Laver, et al.'s plea for support for curiosity-driven research at Australia's universities is certainly not in isolation, the vice-chancellors of all Australia's major universities have pleaded with the government to recognise that Australia's intellectual and economic wellbeing require a robust foundation of knowledge. For example the day before the publication of Laver et al.'s letter the Group of Eight said, "The highest priority for public funding should be to secure and expand the basic research effort which forms the foundation on which the rest of the innovation system is built and where the ratio of public to private benefit is highest."

And yet our Government's attitude appears to be one of assuming that all before it will contend that they are not getting enough in their begging bowls. The comment passed by Senator Brandis when cross examining Mairead Browne, the former Dean of Graduate Studies at the University of Technology Sydney, is telling, "...may I say, Professor Browne, that most people who have come before this inquiry - and, indeed, I daresay most people who come before any Senate hearing into the allocation of Commonwealth funds who are stakeholders - would say, 'We are not getting enough.'" For a member of a Senate committee inquiring into the capacity of our universities to do their job to come out with such a glib remark is shocking and suggests a disquieting mindset. If it is representative of government thinking regarding the current problems of our tertiary institutions it is disastrous.

There appears to be an almost pathological lack of comprehension by the Government about what it is perpetrating on the nation and the people it represents. So far as research and development are concerned we see an overriding emphasis on a superstructure of technology and immediately applicable science with little if any positive thought about the foundations on which they must rest. Without the rebuilding of our university structure to provide a vital heart for education at all levels together with a basic research effort of world class through which to educate and train our scientists and innovators we shall not only have to import an increasing percentage of high technology goods and services, we shall have to attempt to attract secondary scientists and technologists from overseas while being able to offer only increasingly run down facilities and an unsupportive milieu.

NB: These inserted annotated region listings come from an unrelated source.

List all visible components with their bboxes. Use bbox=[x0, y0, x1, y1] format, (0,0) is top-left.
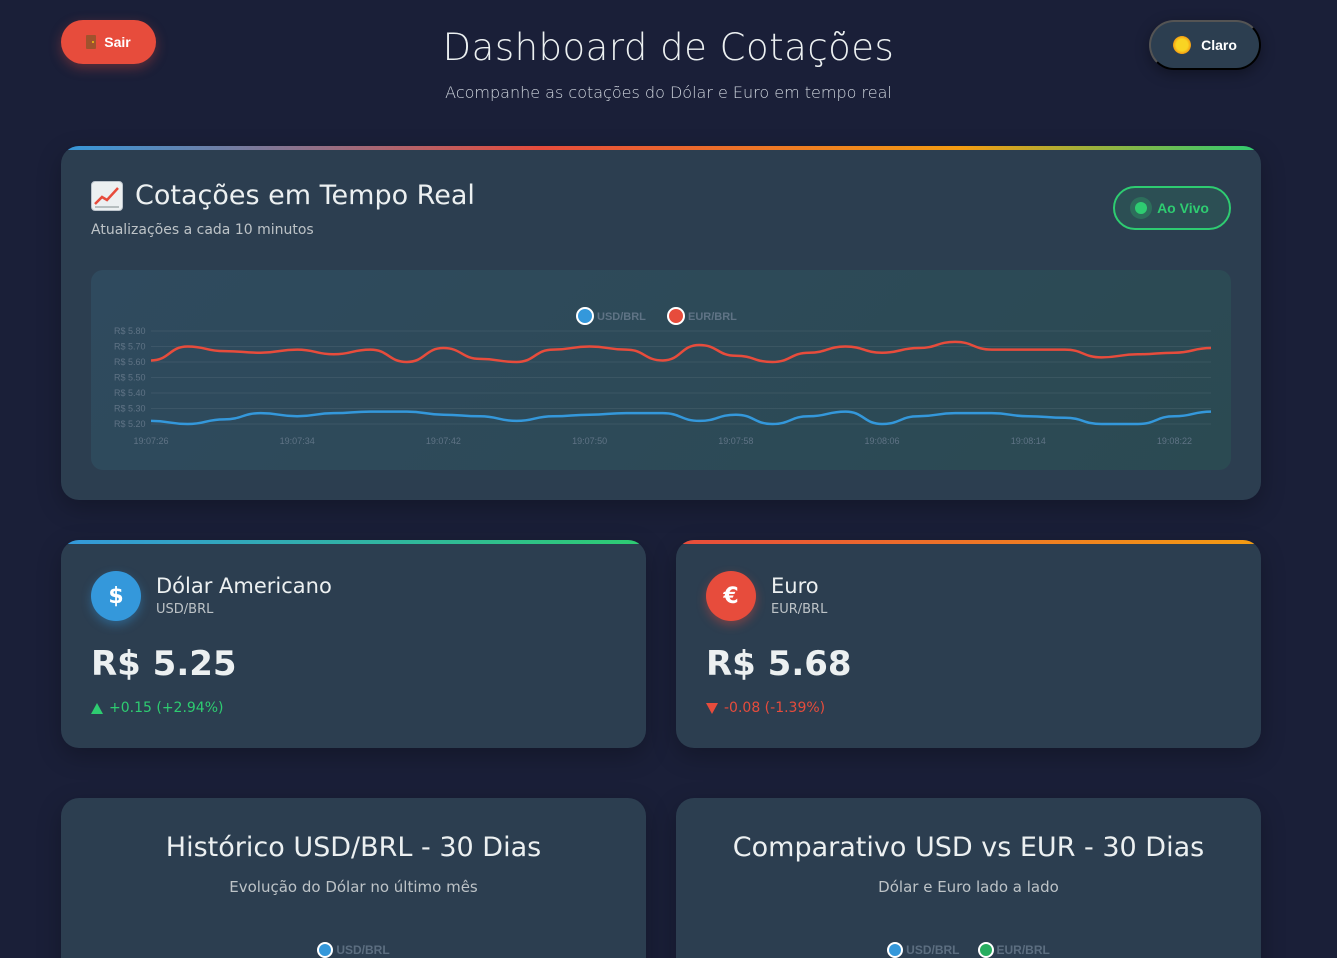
theme-label: Claro bbox=[1201, 37, 1237, 53]
x-tick-label: 19:07:26 bbox=[133, 436, 168, 446]
x-tick-label: 19:08:06 bbox=[865, 436, 900, 446]
currency-value: R$ 5.25 bbox=[91, 644, 237, 684]
arrow-down-icon bbox=[706, 702, 718, 714]
legend-swatch bbox=[317, 942, 334, 958]
legend-label: EUR/BRL bbox=[688, 311, 737, 323]
arrow-up-icon bbox=[91, 702, 103, 714]
live-label: Ao Vivo bbox=[1157, 200, 1209, 216]
legend-item[interactable]: USD/BRL bbox=[317, 942, 390, 958]
x-tick-label: 19:07:58 bbox=[718, 436, 753, 446]
currency-pair: EUR/BRL bbox=[771, 602, 828, 617]
currency-name: Dólar Americano bbox=[156, 574, 332, 598]
legend-swatch bbox=[887, 942, 904, 958]
legend-label: EUR/BRL bbox=[996, 943, 1050, 957]
legend-swatch bbox=[576, 307, 594, 325]
change-text: +0.15 (+2.94%) bbox=[109, 700, 224, 716]
x-tick-label: 19:07:50 bbox=[572, 436, 607, 446]
usd-history-card: Histórico USD/BRL - 30 Dias Evolução do … bbox=[61, 798, 646, 958]
history-subtitle: Evolução do Dólar no último mês bbox=[229, 878, 478, 896]
realtime-heading: Cotações em Tempo Real bbox=[91, 180, 475, 211]
realtime-card: Cotações em Tempo Real Atualizações a ca… bbox=[61, 146, 1261, 500]
page-title: Dashboard de Cotações bbox=[442, 26, 895, 69]
legend-label: USD/BRL bbox=[906, 943, 960, 957]
currency-pair: USD/BRL bbox=[156, 602, 214, 617]
compare-card: Comparativo USD vs EUR - 30 Dias Dólar e… bbox=[676, 798, 1261, 958]
card-accent-bar bbox=[61, 540, 646, 544]
y-tick-label: R$ 5.70 bbox=[114, 342, 146, 352]
y-tick-label: R$ 5.20 bbox=[114, 419, 146, 429]
legend-item[interactable]: EUR/BRL bbox=[977, 942, 1050, 958]
card-accent-bar bbox=[676, 540, 1261, 544]
y-tick-label: R$ 5.80 bbox=[114, 326, 146, 336]
realtime-subtitle: Atualizações a cada 10 minutos bbox=[91, 222, 314, 238]
x-tick-label: 19:08:14 bbox=[1011, 436, 1046, 446]
realtime-title: Cotações em Tempo Real bbox=[135, 180, 475, 211]
card-accent-bar bbox=[61, 146, 1261, 150]
legend-item[interactable]: USD/BRL bbox=[887, 942, 960, 958]
y-tick-label: R$ 5.30 bbox=[114, 404, 146, 414]
realtime-chart-svg: R$ 5.80 R$ 5.70 R$ 5.60 R$ 5.50 R$ 5.40 R$ 5.… bbox=[114, 307, 1212, 446]
x-tick-label: 19:07:42 bbox=[426, 436, 461, 446]
currency-value: R$ 5.68 bbox=[706, 644, 852, 684]
currency-change: +0.15 (+2.94%) bbox=[91, 700, 223, 716]
series-line-usd-brl bbox=[150, 410, 1212, 426]
live-badge: Ao Vivo bbox=[1113, 186, 1231, 230]
compare-subtitle: Dólar e Euro lado a lado bbox=[878, 878, 1059, 896]
live-indicator-dot bbox=[1135, 202, 1148, 214]
history-title: Histórico USD/BRL - 30 Dias bbox=[165, 832, 542, 863]
y-tick-label: R$ 5.60 bbox=[114, 357, 146, 367]
chart-legend: USD/BRL EUR/BRL bbox=[676, 942, 1261, 958]
compare-title: Comparativo USD vs EUR - 30 Dias bbox=[732, 832, 1205, 863]
y-tick-label: R$ 5.50 bbox=[114, 373, 146, 383]
currency-name: Euro bbox=[771, 574, 819, 598]
legend-swatch bbox=[977, 942, 994, 958]
x-tick-label: 19:07:34 bbox=[280, 436, 315, 446]
legend-label: USD/BRL bbox=[336, 943, 390, 957]
realtime-chart: R$ 5.80 R$ 5.70 R$ 5.60 R$ 5.50 R$ 5.40 R$ 5.… bbox=[91, 270, 1231, 470]
x-tick-label: 19:08:22 bbox=[1157, 436, 1192, 446]
page-header: Dashboard de Cotações Acompanhe as cotaç… bbox=[0, 26, 1337, 102]
theme-toggle-button[interactable]: Claro bbox=[1149, 20, 1261, 70]
chart-legend: USD/BRL bbox=[61, 942, 646, 958]
euro-icon: € bbox=[706, 571, 756, 621]
series-line-eur-brl bbox=[150, 340, 1212, 364]
change-text: -0.08 (-1.39%) bbox=[724, 700, 826, 716]
page-subtitle: Acompanhe as cotações do Dólar e Euro em… bbox=[445, 83, 892, 102]
currency-change: -0.08 (-1.39%) bbox=[706, 700, 825, 716]
usd-card: $ Dólar Americano USD/BRL R$ 5.25 +0.15 … bbox=[61, 540, 646, 748]
chart-increasing-icon bbox=[91, 180, 123, 211]
eur-card: € Euro EUR/BRL R$ 5.68 -0.08 (-1.39%) bbox=[676, 540, 1261, 748]
y-tick-label: R$ 5.40 bbox=[114, 388, 146, 398]
dollar-icon: $ bbox=[91, 571, 141, 621]
sun-icon bbox=[1173, 36, 1192, 54]
legend-swatch bbox=[667, 307, 685, 325]
legend-label: USD/BRL bbox=[597, 311, 646, 323]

In short we shall become basic research freeloaders and Australia will pay the price.

Noted in passing:

IBM maintains eight research centres, five outside the US - Switzerland (pop. 7.3 mil), Israel (5.9 mil) as well as China, India and Japan.

The Group of Eight have called for an increase in funding R&D of $13 billion over the next five years which includes contributions form both government and the private sector. It is interesting that Japan has recently developed guidelines for upping government investment for research by 5% in the coming year. On a per capita basis that would be A$2.7 billion for Australia this year, far in excess of the five year $6.75 billion suggested by the Go8 that the Commonwealth Government should be investing and a bit above the overall amount of $13 billion.